Vintage treble booster schematic from 1969

Treble boosters were once a very popular add-on. Many amps were dark and muddy sounding when pushed into the overdrive, and anyway guitars had a hell of a time to cut through ever increasing stage volumes. Today Dallas Rangemaster is probably the most famous treble booster, used (at some time) by Rory Gallagher, Ritchie Blackmore, Brian May and many others. 1969 was probably a very good time to publish an article about building your own treble booster. Let's see if it's any good...

As we can see in the schematic, this is a common emitter amplifier. Very basic text book circuit. Treble boost is achieved by adding a small value capacitor (in this case C2) to an amplifier circuit in order to allow AC signals to bypass the emitter resistor. All very basic stuff. But this treble booster does not work. Can you see why?

I'll spoil the fun: it's the R1, a 120kΩ resistor from the positive power supply to transistor base. It's too small.
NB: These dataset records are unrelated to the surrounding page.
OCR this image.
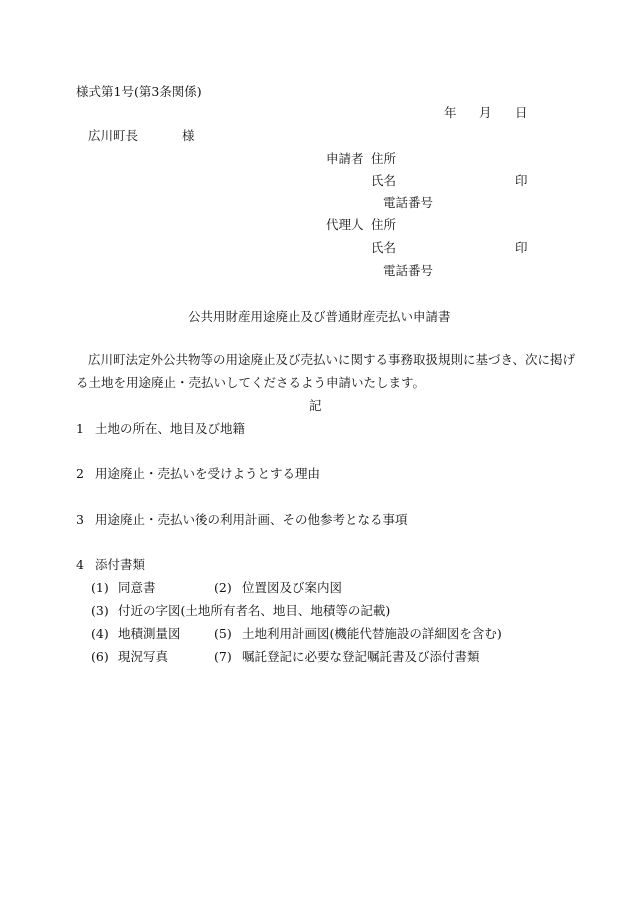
様式第1号(第3条関係)
年 月 日
広川町長	様
申請者 住所
氏名	印
電話番号
代理人 住所
氏名	印
電話番号
公共用財産用途廃止及び普通財産売払い申請書
広川町法定外公共物等の用途廃止及び売払いに関する事務取扱規則に基づき、次に掲げ
る土地を用途廃止・売払いしてくださるよう申請いたします。
記
1 土地の所在、地目及び地籍
2 用途廃止・売払いを受けようとする理由
3 用途廃止・売払い後の利用計画、その他参考となる事項
4 添付書類
(1) 同意書	(2) 位置図及び案内図
(3) 付近の字図(土地所有者名、地目、地積等の記載)
(4) 地積測量図	(5) 土地利用計画図(機能代替施設の詳細図を含む)
(6) 現況写真	(7) 嘱託登記に必要な登記嘱託書及び添付書類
If we look at the LPB-1 schematic, we get some idea how to guess the correct value. With the values given in the article, HEP-55 doesn't bias correctly. Yeah, I tried with original Motorola HEP-55. First instinct might be to make collector resistor variable. Just like in the fuzz face adjust it so that collector voltage is about 4,5V. It kind of works, but this is not the correct method.

Problem comes obvious when you adjust your guitar volume and tone controls. Noise, hiss, crackle and other interference will occur. This is because our treble booster has too low input impedance, and our transistor is still not biased correctly. So here's what to do: chance R1 to 560kΩ and optionally R3 to 10kΩ. Now it works much better! I have no idea why original author has chosen those resistor values, as they are clearly incorrect.

This is a common thing with magazine article effects. Idea is very solid, but the implementation is wrong. I understand they can't publish commercial circuits. But as I said, this is basic electronics: a common emitter amplifier. Not in any way a commercial circuit.